Waves Flashcards
Unit for angle
degree (°)
Unit for frequency
hertz (Hz)
Unit for wavelength
metre (m)
Unit for velocity
metre/second (m/s)
Unit for time
second (s)
Explain the movement of a longitudinal wave
Longitudinal waves is a wave that vibrates or oscillates at parallel to (along) the direction in which the wave is moving.
Explain the movement of a tranverse wave
Transverse waves is a wave that vibrates or oscillates at right angles (perpendicular) to the direction in which the wave is moving.
Explain the difference between a transverse wave and a longitudinal wave
A longitudinal wave has vibrations parallel to the direction of the wave meanwhile transverse waves has vibrations at right angles to the direction of the wave
Wavefront
A way of seeing waves from above
Amplitude
This is the distance from the midpoint to the peak of a wave
Wavelength
This is the distance between two corresponding points on the wave and is measured in metres
Frequency
This is how many waves pass by a point every second and is measured in Hertz (Hz)
Time period
The time it takes for one complete wave to pass a particular point
What can waves transfer?
Waves can transfer energy and information with out transferring matter
Give an example of a wave that transfers energy
Sun light, it transfers energy as it makes the earth warm without bringing any matter.
What is the relationship between the speed, frequency and wavelength of a wave: v = f × λ
Wave speed (v) = frequency (f) x wavelength (λ)

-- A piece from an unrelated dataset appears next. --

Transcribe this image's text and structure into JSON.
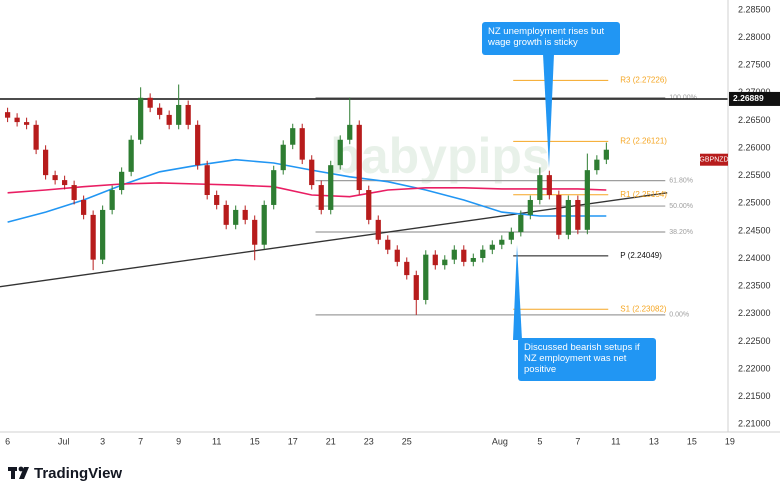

Give the units for the wave equation
Wave speed (m/s) = frequency (Hz) x Wavelength (m)
What is the relationship between frequency and time period: time period x frequency = 1 or f = 1/T
Time period(T) = 1 / frequency (f) Frequency (f) = 1 / time period (T) 1 = frequency (f) x time period (T)
Doppler effect
When an object is moving toward you the waves from the object compress and you hear this as a higher frequency. When an object is moving away from you the waves strech out and you hear this as a lower frequency. The greater the speed of the moving object the greater the change in frequency. The sound the leaves the speaker is always the same, it is only different to the observer
Properties of electromagnetic waves
Transfer energy
Are transverse waves
Travel at the speed of light in a vacuum
Can be reflected and refracted
Electromagnetic waves (from low to high frequency)
Radio waves Micro waves Infra red Visible light Ultra-violet X-rays Gamma rays
Uses of Radio waves
broadcasting and communications
Uses of Microwaves
cooking and satellite transmissions
Uses of infra red
remote controls and night vision equipment
Uses of visible light
optical fibres and photography
Uses of ultraviolet
fluorescent lamps and killing bacteria
Uses of X-rays
observing the internal structure of objects and materials, including for medical applications
Uses of gamma rays
sterilising surgical equipment and medical equipment
Danger of microwaves
internal heating of body tissue
Danger of infrared
skin burns
Danger of ultraviolet and protective measures
damage to surface cells and blindness; wear sun glasses, sun cream and stay in shade for UV
Danger of gamma rays and protective measures
cancer, mutation; avoid exposure and wear suitable protective clothing
Light is…
a transverse wave and can be reflected and refracted
Reflection
When light reflects off a mirror the angle of incidence always equals the angle of reflection
Refraction
When light enters a medium of different density is changes speed and direction. This change in direction is known as refraction
The role of total internal reflection
Total internal reflection is used to transmit signals along optical fibres.
When happens refraction
angle of incidence < critical angle
When happens critical case
angle of incidence = critical angle
When happens TIR
angle of incidence > critical angle
What is required for TIR to occur
The ray of light must be travelling from a more dense to a less dense medium.
The angle of incidence must be greater than the critical angle.
Snell’s law
n = sin i / sin r
Critical angle
When light is refracted and passes along the boundary of the surface
The relationship between critical angle and refractive index
C = sin-1(1/n) n = 1 / sinC
longitudinal waves can…
be reflected and refracted
Practical to find the refractive index and the critical angle of a glass block
- Set up your apparatus as shown in the diagram using a rectangular block.
- Shine the light ray through the glass block
- Use crosses to mark the path of the ray.
- Join up crosses with a ruler
- Draw on a normal where the ray enters the glass block
- Measure the angle of incidence and the angle of refraction and add these to your results table
- Calculate the refractive
index - Repeat steps 2 – 7 using a different angle of
incidence - Find an average of your results.